After giving it some considerable thought, I ended up creating a Process (1) to handle the emails to Finance (and the task), then invoking that in another Process (2) that runs based on Opportunity Stages. One of those stages needs to call your other Process (1). The approval process is straightforward. I won’t say any more than that, for fear of giving it away, but if you’re stuck, feel free to tweet me @gemziebeth.
Create Flow for Opportunities
I’ve used Flow a LOT in recent years, but I learnt a lot more about it from completing this exercise. When she said she wanted a widget, that’s when I swore out loud. Plus I know that in real life I may have thought, Christ, how do I do this without code and would have lit the Developer signal. It turns out, you can build fancy widgets without developers! Oh happy day!!
I created some products myself when I realised I hadn’t actually followed the rules and created a new trailhead playground for this task; I was using my own org. It was happy with the ones I created (shown on the left) – as long as the names contain the words “Assembly System”, “CloudyBot” and “RainbowBot”, you’re home and dry.

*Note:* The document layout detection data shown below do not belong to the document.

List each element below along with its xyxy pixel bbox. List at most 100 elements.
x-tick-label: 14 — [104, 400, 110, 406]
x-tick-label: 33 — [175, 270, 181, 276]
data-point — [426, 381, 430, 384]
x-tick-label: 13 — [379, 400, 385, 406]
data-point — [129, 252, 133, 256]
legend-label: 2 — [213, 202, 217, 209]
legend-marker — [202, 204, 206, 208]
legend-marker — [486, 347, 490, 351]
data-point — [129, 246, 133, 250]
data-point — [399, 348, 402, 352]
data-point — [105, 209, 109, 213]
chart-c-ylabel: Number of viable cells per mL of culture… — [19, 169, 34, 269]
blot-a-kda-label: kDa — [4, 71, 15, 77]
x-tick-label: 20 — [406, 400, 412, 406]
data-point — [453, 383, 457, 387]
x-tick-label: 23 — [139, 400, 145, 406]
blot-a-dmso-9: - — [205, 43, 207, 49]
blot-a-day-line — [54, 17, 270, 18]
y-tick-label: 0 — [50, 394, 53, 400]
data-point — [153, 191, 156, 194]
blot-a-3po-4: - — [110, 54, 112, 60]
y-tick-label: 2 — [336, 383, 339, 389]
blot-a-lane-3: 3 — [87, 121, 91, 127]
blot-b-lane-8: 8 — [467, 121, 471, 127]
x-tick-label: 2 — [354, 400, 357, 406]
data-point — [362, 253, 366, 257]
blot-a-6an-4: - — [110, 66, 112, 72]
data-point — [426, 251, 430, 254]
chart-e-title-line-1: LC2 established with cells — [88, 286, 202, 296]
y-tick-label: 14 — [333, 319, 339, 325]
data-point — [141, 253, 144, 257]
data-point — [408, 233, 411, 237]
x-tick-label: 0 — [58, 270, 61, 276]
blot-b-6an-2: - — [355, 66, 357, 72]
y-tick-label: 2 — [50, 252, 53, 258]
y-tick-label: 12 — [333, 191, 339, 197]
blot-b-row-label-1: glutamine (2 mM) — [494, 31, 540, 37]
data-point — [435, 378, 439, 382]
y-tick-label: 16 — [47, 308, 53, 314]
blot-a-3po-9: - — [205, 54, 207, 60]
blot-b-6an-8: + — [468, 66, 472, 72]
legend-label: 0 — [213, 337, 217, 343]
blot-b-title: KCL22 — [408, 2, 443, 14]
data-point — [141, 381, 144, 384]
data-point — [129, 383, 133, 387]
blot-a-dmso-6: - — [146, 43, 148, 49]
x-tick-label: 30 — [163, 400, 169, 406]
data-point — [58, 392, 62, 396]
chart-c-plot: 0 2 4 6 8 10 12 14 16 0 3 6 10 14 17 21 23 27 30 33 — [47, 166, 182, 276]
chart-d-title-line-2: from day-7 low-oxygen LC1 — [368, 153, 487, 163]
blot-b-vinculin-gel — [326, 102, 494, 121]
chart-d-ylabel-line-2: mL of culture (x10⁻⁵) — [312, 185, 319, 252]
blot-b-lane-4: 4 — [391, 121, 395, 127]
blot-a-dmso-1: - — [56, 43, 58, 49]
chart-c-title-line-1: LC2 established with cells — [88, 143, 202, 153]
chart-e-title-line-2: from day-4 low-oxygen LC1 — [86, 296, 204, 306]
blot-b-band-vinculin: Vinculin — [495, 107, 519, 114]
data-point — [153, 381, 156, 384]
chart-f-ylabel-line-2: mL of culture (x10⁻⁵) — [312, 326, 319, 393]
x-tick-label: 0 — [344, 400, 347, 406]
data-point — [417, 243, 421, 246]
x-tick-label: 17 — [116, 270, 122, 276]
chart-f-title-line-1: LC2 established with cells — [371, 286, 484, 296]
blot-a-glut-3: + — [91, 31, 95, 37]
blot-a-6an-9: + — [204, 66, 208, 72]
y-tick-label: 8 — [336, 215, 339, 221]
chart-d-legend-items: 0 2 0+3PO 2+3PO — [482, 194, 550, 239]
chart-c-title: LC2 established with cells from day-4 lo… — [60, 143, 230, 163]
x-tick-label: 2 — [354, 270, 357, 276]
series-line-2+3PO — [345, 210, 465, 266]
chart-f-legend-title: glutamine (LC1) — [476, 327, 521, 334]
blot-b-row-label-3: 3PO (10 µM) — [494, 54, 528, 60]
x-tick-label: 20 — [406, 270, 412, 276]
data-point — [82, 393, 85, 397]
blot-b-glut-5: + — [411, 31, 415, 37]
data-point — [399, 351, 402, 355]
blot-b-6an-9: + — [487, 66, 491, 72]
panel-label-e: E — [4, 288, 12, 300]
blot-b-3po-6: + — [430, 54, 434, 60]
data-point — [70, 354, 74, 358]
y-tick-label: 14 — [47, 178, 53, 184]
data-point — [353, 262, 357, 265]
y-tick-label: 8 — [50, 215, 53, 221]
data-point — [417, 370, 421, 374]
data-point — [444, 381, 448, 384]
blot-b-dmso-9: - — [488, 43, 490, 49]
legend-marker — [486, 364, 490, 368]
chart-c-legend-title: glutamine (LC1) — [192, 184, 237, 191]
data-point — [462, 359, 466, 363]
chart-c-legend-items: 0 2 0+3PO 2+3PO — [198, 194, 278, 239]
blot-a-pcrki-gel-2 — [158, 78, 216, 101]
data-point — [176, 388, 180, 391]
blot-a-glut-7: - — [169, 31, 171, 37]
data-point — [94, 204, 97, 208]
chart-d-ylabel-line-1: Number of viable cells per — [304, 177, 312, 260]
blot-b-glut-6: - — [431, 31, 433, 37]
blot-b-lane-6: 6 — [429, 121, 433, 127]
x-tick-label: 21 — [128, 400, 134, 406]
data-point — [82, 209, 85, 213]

My Flow had a couple of fast lookups in it to collect the products based on criteria, a decision, then a couple of screens. Testing this uncovered a few issues: it was originally an auto-launched flow (wrong!) and some of my variables were angry because they had the wrong Input/Output Types. In the end, I set all my variables to “Input and Output” to be safe, and it passed. I got confused between SObject Variables and SObject Collection Variables, but I got it in the end by assigning my data to an SObject Collection Variable.
Creating a Flow component for me was the hardest part; it didn’t actually display any results, but when I took the chance and hit “Check Challenge”, it was happy enough that I had built the Flow and its component. I added a Flow component to the Opportunity’s lightning record page and passed the Opportunity ID in as the initial variable.
This one is around updating the date on your Robot Setup records if the original setup date falls on a weekend. Pretty easy to build one more Process (3) that includes a formula to reset the Setup Date on Create. I based my formula on the formula field I created earlier (to calculate the day of the week).